For example, the word "façade" can be written with one
character between the two a's, "\x{E7}", a
character right out of Latin1 (ISO 8859-1). These characters might be
encoded into a two-byte sequence under the UTF-8 encoding that Perl
uses internally, but those two bytes still only count as one single
character. That works just fine.
There's a thornier issue. Another way to write U+00E7 is with two
different code points: a regular "c" followed by
"\x{0327}". Code point U+0327 is a non-spacing
combining character that means to go back and put a cedilla
underneath the preceding base character.
There are times when you want Perl to treat each combined character
sequence as one logical character. But because they're distinct code
points, Perl's character-related operations treat non-spacing
combining characters as separate characters, including
substr, length, and regular
expression metacharacters, such as in /./ or
/[^abc]/.
(?x: # begin non-capturing group
\PM # one character without the M (mark) property,
# such as a letter
\pM # one character that does have the M (mark) property,
# such as an accent mark
* # and you can have as many marks as you want
)
Otherwise simple operations become tricky if these beasties are in
your string.
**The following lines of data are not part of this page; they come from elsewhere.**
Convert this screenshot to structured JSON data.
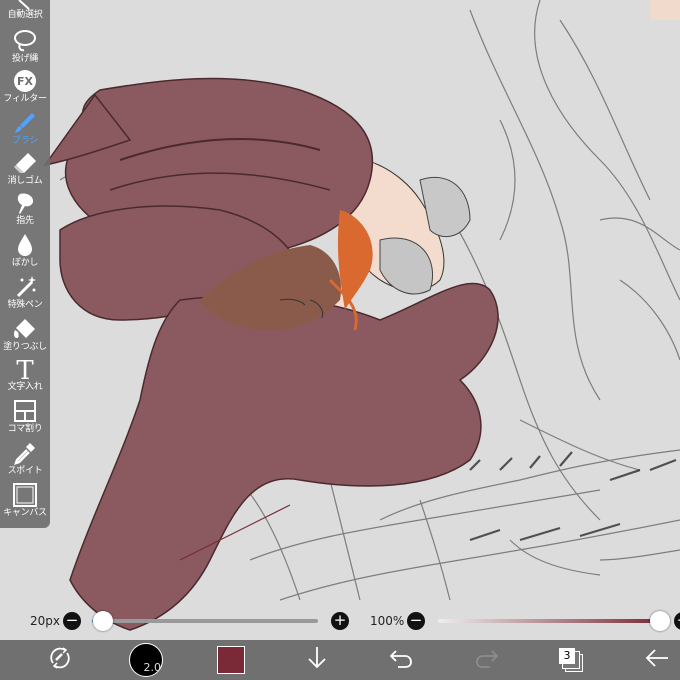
{
  "toolbar": {
    "items": [
      {
        "label": "自動選択",
        "icon": "magic-wand-icon"
      },
      {
        "label": "投げ縄",
        "icon": "lasso-icon"
      },
      {
        "label": "フィルター",
        "icon": "fx-icon",
        "icon_text": "FX"
      },
      {
        "label": "ブラシ",
        "icon": "brush-icon",
        "active": true
      },
      {
        "label": "消しゴム",
        "icon": "eraser-icon"
      },
      {
        "label": "指先",
        "icon": "finger-smudge-icon"
      },
      {
        "label": "ぼかし",
        "icon": "blur-drop-icon"
      },
      {
        "label": "特殊ペン",
        "icon": "special-pen-icon"
      },
      {
        "label": "塗りつぶし",
        "icon": "bucket-fill-icon"
      },
      {
        "label": "文字入れ",
        "icon": "text-tool-icon",
        "icon_text": "T"
      },
      {
        "label": "コマ割り",
        "icon": "panel-divide-icon"
      },
      {
        "label": "スポイト",
        "icon": "eyedropper-icon"
      },
      {
        "label": "キャンバス",
        "icon": "canvas-icon"
      }
    ],
    "active_color": "#4ea3ff"
  },
  "brush_size": {
    "value_label": "20px",
    "level": 0.05
  },
  "opacity": {
    "value_label": "100%",
    "level": 1.0
  },
  "bottom": {
    "brush_size_badge": "2.0",
    "current_color": "#7a2a36",
    "layer_count": "3"
  }
}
Consider the approaches for reversing a word by
character from the previous recipe. Written with combining
characters, "année" and
"niño" can be expressed in Perl as
"anne\x{301}e" and
"nin\x{303}o".
for $word ("anne\x{301}e", "nin\x{303}o") {
printf "%s simple reversed to %s\n", $word,
scalar reverse $word;
printf "%s better reversed to %s\n", $word,
join("", reverse $word =~ /\X/g);
}
That produces:
année simple reversed to éenna
année better reversed to eénna
niño simple reversed to õnin
niño better reversed to oñin
In the reversals marked as simply reversed, the diacritical marking
jumped from one base character to the other one. That's because a
combining character always follows its base character, and you've
reversed the whole string. By grabbing entire sequences of a base
character plus any combining characters that follow, then reversing
that list, this problem is avoided.